A search operation is underway to find 23 Indian soldiers who went missing after a sudden cloudburst caused a flash flood in the northeastern state of Sikkim.

Rain lashed the Lachen valley about 150km north of the state capital Gangtok, located along the border with China.

"Due to a sudden cloudburst over Lhonak lake in North Sikkim, a flash flood occurred in the Teesta river in Lachen valley. Some army establishments along the valley have been affected,” a defence ministry spokesperson said in a statement on Wednesday.

Rising water submerged some vehicles following the release of water from Chungthang Dam, the spokesperson added.

The water level rose up to 20 feet, bringing down several buildings in the Mangan district. Two bridges were washed away by the Teesta river water that severed crucial transportation links.

A portion of the National Highway-10 connecting the states of Sikkim and West Bengal caved in at Melli due to the flash floods, the news portal East Mojo reported.

Intermittent rain and thundershowers were hampering rescue operations in the area, an army official told Reuters on the condition of anonymity.

Videos on social media showed a large section of the highway washed away by the raging river as people stood on one end of the road.

The Teesta river was flowing below warning level in the morning but is expected to cross its warning level in the next six hours, the Central Water Commission said.

The Border Road Organisation (BRO) has been pressed into rescuing residents of Chungthang town, which has been one of the worst-hit regions in the state.
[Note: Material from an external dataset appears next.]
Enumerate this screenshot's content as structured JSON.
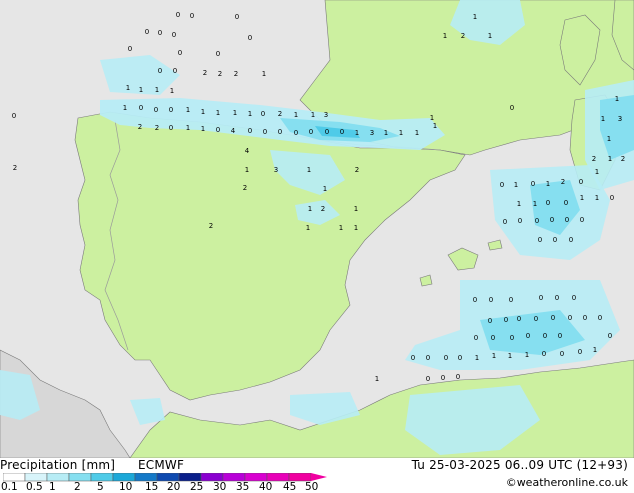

Defence authorities told news agency PTI that 80 local residents have been safely evacuated so far.

A flash flood alert was earlier issued in the north and east districts of Sikkim following heavy rains overnight.

“Deeply concerned on getting the news of 23 soldiers missing after a flash flood in Sikkim which followed a cloudburst in the region,” said Mamata Banerjee, chief minister of West Bengal.

She promised assistance from her government while urging all concerned in North Bengal to maintain “maximal vigil in the current season to prevent disasters”.

Cloudbursts are a common occurrence in Himalayan regions but experts are worried by the increase in extreme weather-related events.

Intense weather events – especially more than 10cm (3.94inches) of rainfall occurring within a 10 square kilometre (3.86 square miles) region within an hour – are called cloudbursts.

They have the potential to wreak havoc – causing intense flooding and landslides that affect thousands of people in mountainous regions.

Experts say the frequency of such events has been increasing in recent years partly due to the climate crisis.

In August, over 70 people died in landslides triggered by cloudbursts in the Himalayan state of Himachal Pradesh.

Record rains in July this year killed more than 100 people over two weeks in northern India, as roads were waterlogged and homes collapsed.